E o que o STF tem a dizer?

O Supremo Tribunal Federal (STF) viveu um dia agitado na quarta-feira passada. Determinou a imediata expedição do mandado de prisão contra o deputado Natan Donadon (PMDB-RO), condenado em outubro de 2010 a 13 anos, quatro meses e dez dias de prisão em regime inicialmente fechado. E empossou o advogado carioca Luis Roberto Barroso, indicado pela presidente Dilma Rousseff para o lugar de Carlos Ayres Britto. O deputado Natan Donadon, condenado pelos crimes de peculato e formação de quadrilha, será o primeiro parlamentar preso desde a redemocratização do Brasil, consumada na Constituição de 1988. A decisão da última instância sucedeu à tomada das ruas de muitas cidades brasileiras por multidões reclamando da impunidade gozada por corruptos, entre outros criminosos. E o novo membro da Corte registrou na posse a "demanda social por reforma política e pelo fim da corrupção".

O Estado de S.Paulo

28 Junho 2013 | 02h09

Barroso tem razão. Levantamento do Conselho Nacional de Justiça (CNJ) mostra que os tribunais julgaram apenas 34% das ações penais de crimes contra a administração pública, entre os quais a corrupção e outros delitos que poderão se tornar "hediondos" quando o projeto nesse sentido, ressuscitado pelo clamor das ruas, virar lei. No fim de 2012, o CNJ estabeleceu a Meta 18, que exige a conclusão, até o fim deste ano, de todos os processos de improbidade administrativa e de crimes contra a administração pública distribuídos à Justiça até 2011. Ainda há 77 mil processos desses dois grupos a serem julgados pelos tribunais, total bastante superior aos pouco mais de 45 mil casos avaliados entre o estabelecimento da meta e a última segunda-feira.

O STF não é uma exceção a essa regra de morosidade. Há 32 meses, o Supremo tem analisado e decidido sobre recursos interpostos pelos advogados de defesa do deputado Donadon, que até a decisão definitiva de quarta-feira exercia livremente seu mandato na Câmara dos Deputados. Esta foi tomada pela relatora do processo, a ministra Cármen Lúcia, seguida pelos colegas da Corte, que consideraram que o novo recurso proposto agora - embargo de declaração alegando que Donanon não poderia ser preso porque era deputado - "tinha caráter meramente protelatório". Ela remeteu ordem de prisão à Polícia Federal (PF) e notificou o réu e a Câmara, que logo mostrou ter ouvido o clamor dos protestos nas ruas: no mesmo dia, abriu processo de perda de mandato e, com apoio dos líderes partidários, o presidente da Casa, Henrique Eduardo Alves (PMDB-RN), avisou que o "nobre par" poderia ser preso antes da conclusão desse processo interno.

As palavras de ordem das manifestações populares inspiraram também o novo membro do STF, o quarto indicado por Dilma. "Eu vejo esse movimento social como algo positivo", disse. Para ele, "essa manifestação pacífica, energia criativa e construtiva que está vindo das ruas, da sociedade brasileira, certamente fará muito bem".

Enquanto o novo ministro discursava, uma manifestação ganhava corpo no lado de fora do Palácio da Justiça, na Praça dos Três Poderes. Barroso não perdeu a ocasião para comemorar o fato: "É um bom símbolo para minha posse a juventude e o povo na rua pacificamente, pedindo para o País melhorar. As instituições têm o dever de levar em conta a voz das ruas e procurar atender às demandas sociais. Há demanda social por reforma política, há demanda social pelo fim da corrupção e, portanto, as instituições têm que estar atentas a isso e seremos capazes de dar respostas adequadas à população".
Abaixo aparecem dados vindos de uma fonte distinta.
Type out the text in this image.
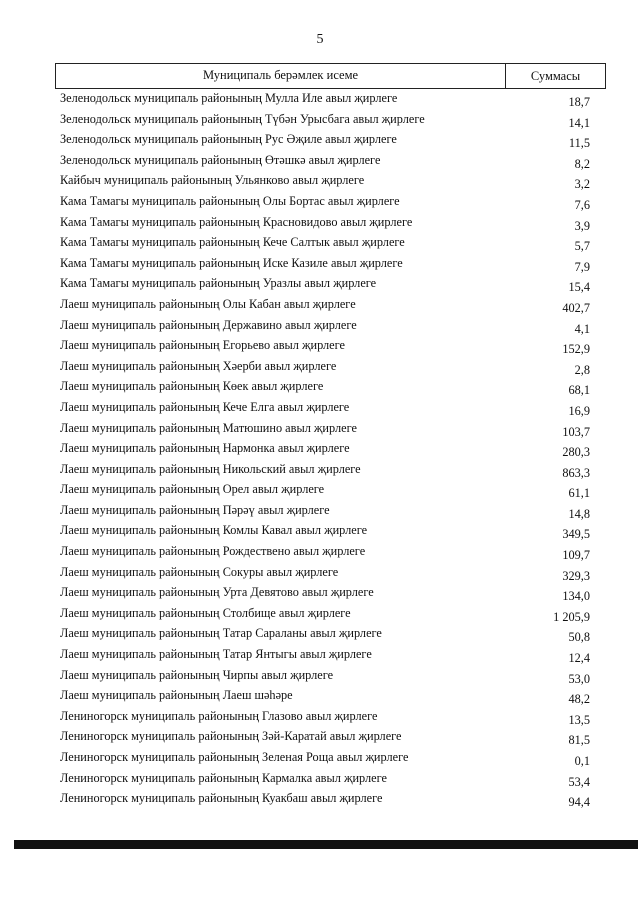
5
Муниципаль берәмлек исеме	Суммасы
Зеленодольск муниципаль районының Мулла Иле авыл җирлеге	18,7
Зеленодольск муниципаль районының Түбән Урысбага авыл җирлеге	14,1
Зеленодольск муниципаль районының Рус Әҗиле авыл җирлеге	11,5
Зеленодольск муниципаль районының Өтәшкә авыл җирлеге	8,2
Кайбыч муниципаль районының Ульянково авыл җирлеге	3,2
Кама Тамагы муниципаль районының Олы Бортас авыл җирлеге	7,6
Кама Тамагы муниципаль районының Красновидово авыл җирлеге	3,9
Кама Тамагы муниципаль районының Кече Салтык авыл җирлеге	5,7
Кама Тамагы муниципаль районының Иске Казиле авыл җирлеге	7,9
Кама Тамагы муниципаль районының Уразлы авыл җирлеге	15,4
Лаеш муниципаль районының Олы Кабан авыл җирлеге	402,7
Лаеш муниципаль районының Державино авыл җирлеге	4,1
Лаеш муниципаль районының Егорьево авыл җирлеге	152,9
Лаеш муниципаль районының Хәерби авыл җирлеге	2,8
Лаеш муниципаль районының Көек авыл җирлеге	68,1
Лаеш муниципаль районының Кече Елга авыл җирлеге	16,9
Лаеш муниципаль районының Матюшино авыл җирлеге	103,7
Лаеш муниципаль районының Нармонка авыл җирлеге	280,3
Лаеш муниципаль районының Никольский авыл җирлеге	863,3
Лаеш муниципаль районының Орел авыл җирлеге	61,1
Лаеш муниципаль районының Пәрәү авыл җирлеге	14,8
Лаеш муниципаль районының Комлы Кавал авыл җирлеге	349,5
Лаеш муниципаль районының Рождествено авыл җирлеге	109,7
Лаеш муниципаль районының Сокуры авыл җирлеге	329,3
Лаеш муниципаль районының Урта Девятово авыл җирлеге	134,0
Лаеш муниципаль районының Столбище авыл җирлеге	1 205,9
Лаеш муниципаль районының Татар Сараланы авыл җирлеге	50,8
Лаеш муниципаль районының Татар Янтыгы авыл җирлеге	12,4
Лаеш муниципаль районының Чирпы авыл җирлеге	53,0
Лаеш муниципаль районының Лаеш шәһәре	48,2
Лениногорск муниципаль районының Глазово авыл җирлеге	13,5
Лениногорск муниципаль районының Зәй-Каратай авыл җирлеге	81,5
Лениногорск муниципаль районының Зеленая Роща авыл җирлеге	0,1
Лениногорск муниципаль районының Кармалка авыл җирлеге	53,4
Лениногорск муниципаль районының Куакбаш авыл җирлеге	94,4
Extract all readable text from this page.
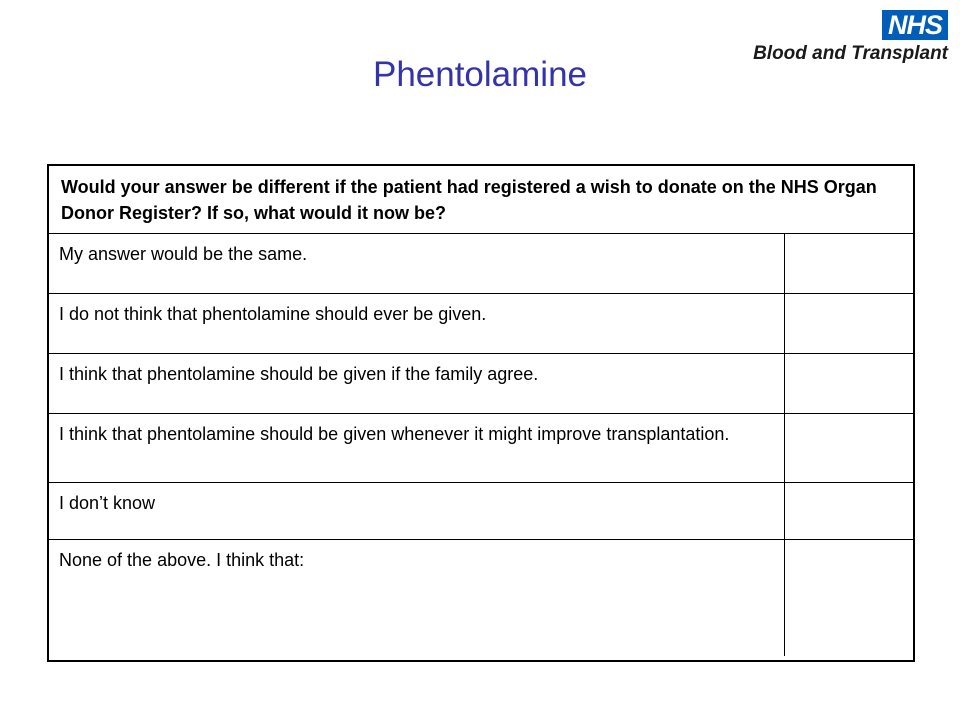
NHS
Blood and Transplant
Phentolamine
Would your answer be different if the patient had registered a wish to donate on the NHS Organ Donor Register? If so, what would it now be?
My answer would be the same.
I do not think that phentolamine should ever be given.
I think that phentolamine should be given if the family agree.
I think that phentolamine should be given whenever it might improve transplantation.
I don’t know
None of the above. I think that:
Barroso disse ainda que há questões mais importantes do que o mensalão a serem julgadas no Supremo. Não é bem isso o que o povo na rua acha.

Os manifestantes de Brasília desafiam a antiga constatação de que a mudança da capital do Rio para o Planalto Central distanciou a Nação do Estado, dificultando a pressão da opinião pública sobre os Poderes republicanos. É bom que a sociedade se faça ouvir pelas autoridades. O ministro e o STF não podem, entretanto, esquecer de que o povo na rua anseia por ouvir o que esses Poderes - inclusive o Judiciário - lhe têm a dizer.